Rent's too high (again) but there's relief
Hate to break it to you, but expensive rent is back. US rents are up 11% this year, compared to just 3.3% in the first half of 2017, 2018, and 2019. Prices have rebounded to pre-pandemic levels in 87 out of the 100 largest US cities. (At $2,810 for a 1-bedroom, NYC just dethroned San Francisco as the most expensive city.) And in smaller cities — from Boise to Bend — rents are up over 30% since March 2020. Economists have a few theories to explain why. For one, those who moved in with family during the pandemic are striking out on their own again, and a stable job market is partly responsible for the uptick in new leases. Meanwhile, renters who scored jaw-dropping deals a year ago could be in for a rude awakening. As discounted leases come up for renewal, some landlords are hiking prices by 50% or more. The good news is rental relief programs still have billions of dollars in aid to distribute.
.gov glow up
On Monday, the White House unveiled a new program, dubbed the US Digital Corps, aimed at attracting fresh tech talent to public service. Through a two-year fellowship, young technologists (think: software engineers, data scientists, designers, and cybersecurity specialists) will engage in high-impact work while helping the government adapt to shifting IT challenges. Fixing notoriously clunky .gov websites could be just the beginning. The team will address priorities like coronavirus response, economic recovery, cybersecurity, and streamlining government services, hopefully bringing some Gen Z energy to the office along the way. Currently, only 3% of state employees are under 30 — a generational skills gap that this program could help close. But competing with Silicon Valley for talent isn't going to be easy. Companies like Facebook and Google are known for generous salaries and attractive perks. On the flip side, many young people are motivated by mission-driven jobs, so tackling national problems like climate change might be enough to lure them in.
Too poor to leave
As of Thursday, hundreds of thousands of households in Louisiana are still without power, days after Hurricane Ida hit its coastline and shattered its power grid, before moving north to flood the Midatlantic. (If you've been affected, you can apply for disaster assistance.) While Louisiana evacuees have been told to stay away until electricity has been restored, some residents couldn’t afford to leave in the first place. According to a January survey, only 39% of Americans have the funds to cover an unexpected $1,000 expense. So, it’s unsurprising that low-income families don’t have cash or gas to flee to safer locations out of state. From Hurricane Florence in South Carolina to Laura in Texas, storms have shined a light on how extreme weather events and economic inequality can collide in disastrous ways. Ida is just another reminder.
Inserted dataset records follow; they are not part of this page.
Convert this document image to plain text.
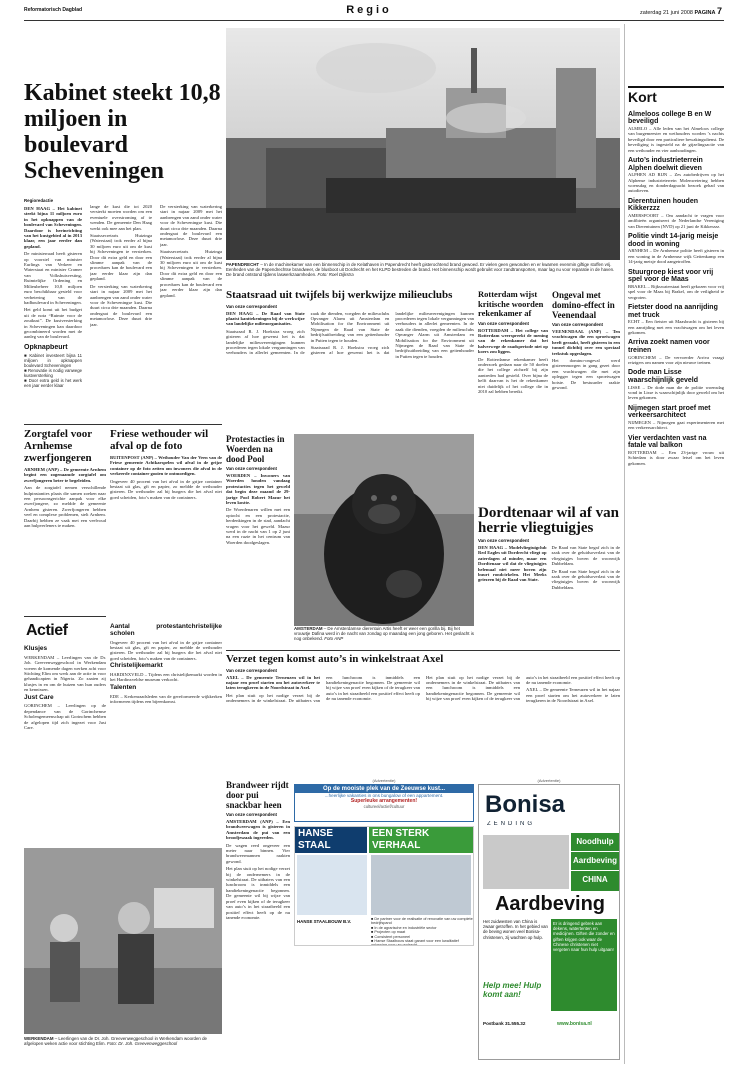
Reformatorisch Dagblad	Regio	zaterdag 21 juni 2008 PAGINA 7
Kabinet steekt 10,8 miljoen in boulevard Scheveningen
Regioredactie

DEN HAAG – Het kabinet steekt bijna 11 miljoen euro in het opknappen van de boulevard van Scheveningen. Daardoor is herinrichting van het kustgebied al in 2013 klaar, een jaar eerder dan gepland.

De ministerraad heeft gisteren op voorstel van minister Eurlings van Verkeer en Waterstaat en minister Cramer van Volkshuisvesting, Ruimtelijke Ordening en Milieubeheer 10,8 miljoen euro beschikbaar gesteld voor verbetering van de badboulevard in Scheveningen.

Het geld komt uit het budget uit de nota “Ruimte voor de zoutkust”. De kustversterking in Scheveningen kan daardoor gecombineerd worden met de aanleg van de boulevard.

Opknapbeurt
■ Kabinet investeert bijna 11 miljoen in opknappen boulevard Scheveningen
■ Renovatie is nodig vanwege kustversterking
■ Door extra geld is het werk een jaar eerder klaar

lange de kust die tot 2020 versterkt moeten worden om een eventuele overstroming af te wenden. De gemeente Den Haag werkt ook mee aan het plan.

Staatssecretaris Huizinga (Waterstaat) trok eerder al bijna 30 miljoen euro uit om de kust bij Scheveningen te versterken. Door dit extra geld en door een slimme aanpak van de procedures kan de boulevard een jaar eerder klaar zijn dan gepland.

De versterking van waterkering start in najaar 2009 met het aanbrengen van zand onder water voor de Scheveningse kust. Die duurt circa drie maanden. Daarna ondergaat de boulevard een metamorfose. Deze duurt drie jaar.

De versterking van waterkering start in najaar 2009 met het aanbrengen van zand onder water voor de Scheveningse kust. Die duurt circa drie maanden. Daarna ondergaat de boulevard een metamorfose. Deze duurt drie jaar.

Staatssecretaris Huizinga (Waterstaat) trok eerder al bijna 30 miljoen euro uit om de kust bij Scheveningen te versterken. Door dit extra geld en door een slimme aanpak van de procedures kan de boulevard een jaar eerder klaar zijn dan gepland.

PAPENDRECHT – In de machinekamer van een binnenschip in de Kelathaven in Papendrecht heeft gisterochtend brand gewoed. Er vielen geen gewonden en er kwamen evenmin giftige stoffen vrij. Eenheden van de Papendrechtse brandweer, de blusboot uit Dordrecht en het KLPD bestreden de brand. Het binnenschip wordt gebruikt voor zandtransporten, maar lag nu voor reparatie in de haven. De brand ontstond tijdens laswerkzaamheden. Foto: Roel Dijkstra
Kort
Almeloos college B en W beveiligd
ALMELO – Alle leden van het Almeloos college van burgemeester en wethouders worden ’s nachts beveiligd door een particuliere bewakingsdienst. De beveiliging is ingesteld na de gijzelingsactie van een wethouder en vier aanhoudingen.
Auto’s industrieterrein Alphen doelwit dieven
ALPHEN AD RIJN – Zes autobedrijven op het Alphense industrieterrein Molenwetering hebben woensdag en donderdagnacht bezoek gehad van autodieven.
Dierentuinen houden Kikkerzzz
AMERSFOORT – Om aandacht te vragen voor amfibieën organiseert de Nederlandse Vereniging van Dierentuinen (NVD) op 21 juni de Kikkerzzz.
Politie vindt 14-jarig meisje dood in woning
ARNHEM – De Arnhemse politie heeft gisteren in een woning in de Arnhemse wijk Geitenkamp een 14-jarig meisje dood aangetroffen.
Stuurgroep kiest voor vrij spel voor de Maas
BRAKEL – Rijkswaterstaat heeft gekozen voor vrij spel voor de Maas bij Brakel, om de veiligheid te vergroten.
Fietster dood na aanrijding met truck
ECHT – Een fietster uit Maasbracht is gisteren bij een aanrijding met een vrachtwagen om het leven gekomen.
Arriva zoekt namen voor treinen
GORINCHEM – De vervoerder Arriva vraagt reizigers om namen voor zijn nieuwe treinen.
Dode man Lisse waarschijnlijk geveld
LISSE – De dode man die de politie woensdag vond in Lisse is waarschijnlijk door geweld om het leven gekomen.
Nijmegen start proef met verkeersarchitect
NIJMEGEN – Nijmegen gaat experimenteren met een verkeersarchitect.
Vier verdachten vast na fatale val balkon
ROTTERDAM – Een 23-jarige vrouw uit Schiedam is door zwaar letsel om het leven gekomen.
Zorgtafel voor Arnhemse zwerfjongeren

ARNHEM (ANP) – De gemeente Arnhem begint een zogenaamde zorgtafel om zwerfjongeren beter te begeleiden.

Aan de zorgtafel nemen verschillende hulpinstanties plaats die samen zoeken naar een persoonsgerichte aanpak voor elke zwerfjongere, zo meldde de gemeente Arnhem gisteren. Zwerfjongeren hebben veel en complexe problemen, stelt Arnhem. Daarbij hebben ze vaak met een veelvoud aan hulpverleners te maken.

Friese wethouder wil afval op de foto

BUITENPOST (ANP) – Wethouder Van der Veen van de Friese gemeente Achtkarspelen wil afval in de grijze container op de foto zetten om inwoners die afval in de verkeerde container gooien te ontmoedigen.

Ongeveer 40 procent van het afval in de grijze container bestaat uit glas, gft en papier, zo meldde de wethouder gisteren. De wethouder zal bij burgers die het afval niet goed scheiden, foto’s maken van de containers.

Actief
Klusjes

WERKENDAM – Leerlingen van de Dr. Joh. Greevenweggeschool in Werkendam voeren de komende dagen werken acht voor Stichting Elim om werk aan de actie in voor gehandicapten in Nigeria. Zo zaaien zij klusjes in en om de huizen van hun ouders en kennissen.

Just Care

GORINCHEM – Leerlingen op de dependance van de Gorinchemse Scholengemeenschap uit Gorinchem hebben de afgelopen tijd zich ingezet voor Just Care.

Aantal protestantchristelijke scholen

Ongeveer 40 procent van het afval in de grijze container bestaat uit glas, gft en papier, zo meldde de wethouder gisteren. De wethouder zal bij burgers die het afval niet goed scheiden, foto’s maken van de containers.

Christelijkemarkt

HARDINXVELD – Tijdens een christelijkemarkt worden in het Hardinxveldse museum verkocht.

Talenten

EDE – Kerkenraadsleden van de gereformeerde wijkkerken informeren tijdens een bijeenkomst.

WERKENDAM – Leerlingen van de Dr. Joh. Greevenweggeschool in Werkendam woorden de afgelopen weken actie voor stichting Elim. Foto: Dr. Joh. Greevenweggeschool
Staatsraad uit twijfels bij werkwijze milieuclubs
Van onze correspondent

DEN HAAG – De Raad van State plaatst kanttekeningen bij de werkwijze van landelijke milieuorganisaties.

Staatsraad R. J. Hoekstra vroeg zich gisteren af hoe gewenst het is dat landelijke milieuverenigingen kunnen procederen tegen lokale vergunningen van veehouders in allerlei gemeenten. In de zaak die dienden, voegden de milieuclubs Opvanger Alarm uit Amsterdam en Mobilisation for the Environment uit Nijmegen de Raad van State de bedrijfsuitbreiding van een geitenhouder in Putten tegen te houden.

Staatsraad R. J. Hoekstra vroeg zich gisteren af hoe gewenst het is dat landelijke milieuverenigingen kunnen procederen tegen lokale vergunningen van veehouders in allerlei gemeenten. In de zaak die dienden, voegden de milieuclubs Opvanger Alarm uit Amsterdam en Mobilisation for the Environment uit Nijmegen de Raad van State de bedrijfsuitbreiding van een geitenhouder in Putten tegen te houden.

Rotterdam wijst kritische woorden rekenkamer af
Van onze correspondent

ROTTERDAM – Het college van Rotterdam weerspreekt de mening van de rekenkamer dat het halverwege de raadsperiode niet op koers zou liggen.

De Rotterdamse rekenkamer heeft onderzoek gedaan naar de 50 doelen die het college zichzelf bij zijn aantreden had gesteld. Over bijna de helft daarvan is het de rekenkamer niet duidelijk of het college die in 2010 zal hebben bereikt.

Ongeval met domino-effect in Veenendaal
Van onze correspondent

VEENENDAAL (ANP) – Ten vrachtwagen die een sproeiwagen heeft geraakt, heeft gisteren in een tunnel dichtbij over een speciaal trekstuk opgeslagen.

Het domino-ongeval werd gisterenmorgen in gang gezet door een vrachtwagen die met zijn oplegger tegen een sproeiwagen botste. De bestuurder raakte gewond.

Protestacties in Woerden na dood Pool
Van onze correspondent

WOERDEN – Inwoners van Woerden houden vandaag protestacties tegen het geweld dat begin deze maand de 29-jarige Pool Robert Mazur het leven kostte.

De Woerdenaren willen met een optocht en een protestactie, herdenkingen in de stad, aandacht vragen voor het geweld. Mazur werd in de nacht van 1 op 2 juni na een ruzie in het centrum van Woerden doodgeslagen.

AMSTERDAM – De Amsterdamse dierentuin Artis heeft er weer een gorilla bij. Bij het vrouwtje Dafina werd in de nacht van zondag op maandag een jong geboren. Het geslacht is nog onbekend. Foto ANP
Dordtenaar wil af van herrie vliegtuigjes
Van onze correspondent

DEN HAAG – Modelvliegtuigclub Red Eagles uit Dordrecht vliegt op zaterdagen al minder, maar een Dordtenaar wil dat de vliegtuigjes helemaal niet meer boven zijn buurt rondcirkelen. Het Meeks griezeen bij de Raad van State.

De Raad van State begaf zich in de zaak over de geluidsoverlast van de vliegtuigjes boven de woonwijk Dubbeldam.

De Raad van State begaf zich in de zaak over de geluidsoverlast van de vliegtuigjes boven de woonwijk Dubbeldam.

Verzet tegen komst auto’s in winkelstraat Axel
Van onze correspondent

AXEL – De gemeente Terneuzen wil in het najaar een proef starten om het autoverkeer te laten terugkeren in de Noordstraat in Axel.

Het plan stuit op het nodige verzet bij de ondernemers in de winkelstraat. De uitbaters van een lunchroom is inmiddels een handtekeningenactie begonnen. De gemeente wil bij wijze van proef even kijken of de terugkeer van auto’s in het straatbeeld een positief effect heeft op de nu tanende economie.

Het plan stuit op het nodige verzet bij de ondernemers in de winkelstraat. De uitbaters van een lunchroom is inmiddels een handtekeningenactie begonnen. De gemeente wil bij wijze van proef even kijken of de terugkeer van auto’s in het straatbeeld een positief effect heeft op de nu tanende economie.

AXEL – De gemeente Terneuzen wil in het najaar een proef starten om het autoverkeer te laten terugkeren in de Noordstraat in Axel.

Brandweer rijdt door pui snackbar heen
Van onze correspondent

AMSTERDAM (ANP) – Een brandweerwagen is gisteren in Amsterdam de pui van een broodjeszaak ingereden.

De wagen reed ongeveer een meter naar binnen. Vier brandweermannen raakten gewond.

Het plan stuit op het nodige verzet bij de ondernemers in de winkelstraat. De uitbaters van een lunchroom is inmiddels een handtekeningenactie begonnen. De gemeente wil bij wijze van proef even kijken of de terugkeer van auto’s in het straatbeeld een positief effect heeft op de nu tanende economie.

(Advertentie)
Op de mooiste plek van de Zeeuwse kust...
...heerlijke vakanties in ons bungalow of een appartement.
Superleuke arrangementen!
cultureel/actief/cultuur
HANSE
STAAL
EEN STERK
VERHAAL
HANSE STAALBOUW B.V.	■ De partner voor de realisatie of renovatie van uw complete bedrijfspand
■ In de agrarische en industriële sector
■ Projecten op maat
■ Consistent personeel
■ Hanse Staalbouw staat garant voor een kwalitatief oplossing voor uw opdracht
(Advertentie)
Bonisa
ZENDING
Noodhulp
Aardbeving
CHINA
Aardbeving
Het zuidwesten van China is zwaar getroffen. In het gebied van de beving wonen veel Bonisa-christenen, zij wachten op hulp.
Er is dringend gebrek aan dekens, watertenten en medicijnen. Giften die zonder en giften krijgen ook waar de Chinese christenen niet vergeten naar hun hulp uitgaan!
Help mee! Hulp komt aan!
Postbank 31.555.32	www.bonisa.nl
IKEA scraps its fast-furniture image
Ready to retire your BESTA cabinet? IKEA might buy it back from you. This month, the Swedish retailer is piloting its Buy Back & Resell service at an IKEA outside Philadelphia. The program accepts gently used and assembled furniture that’s then resold in the store’s “as is” section at discounted prices. In exchange, you’ll pocket store credit. Famed for its disposable furniture (and meatballs), IKEA hopes BB&R will help it shed its fast-furniture rep and become climate positive by 2030. The program was first launched last year across 27 countries, but IKEA Conshohocken is the first US location to offer the service (although probably not the last).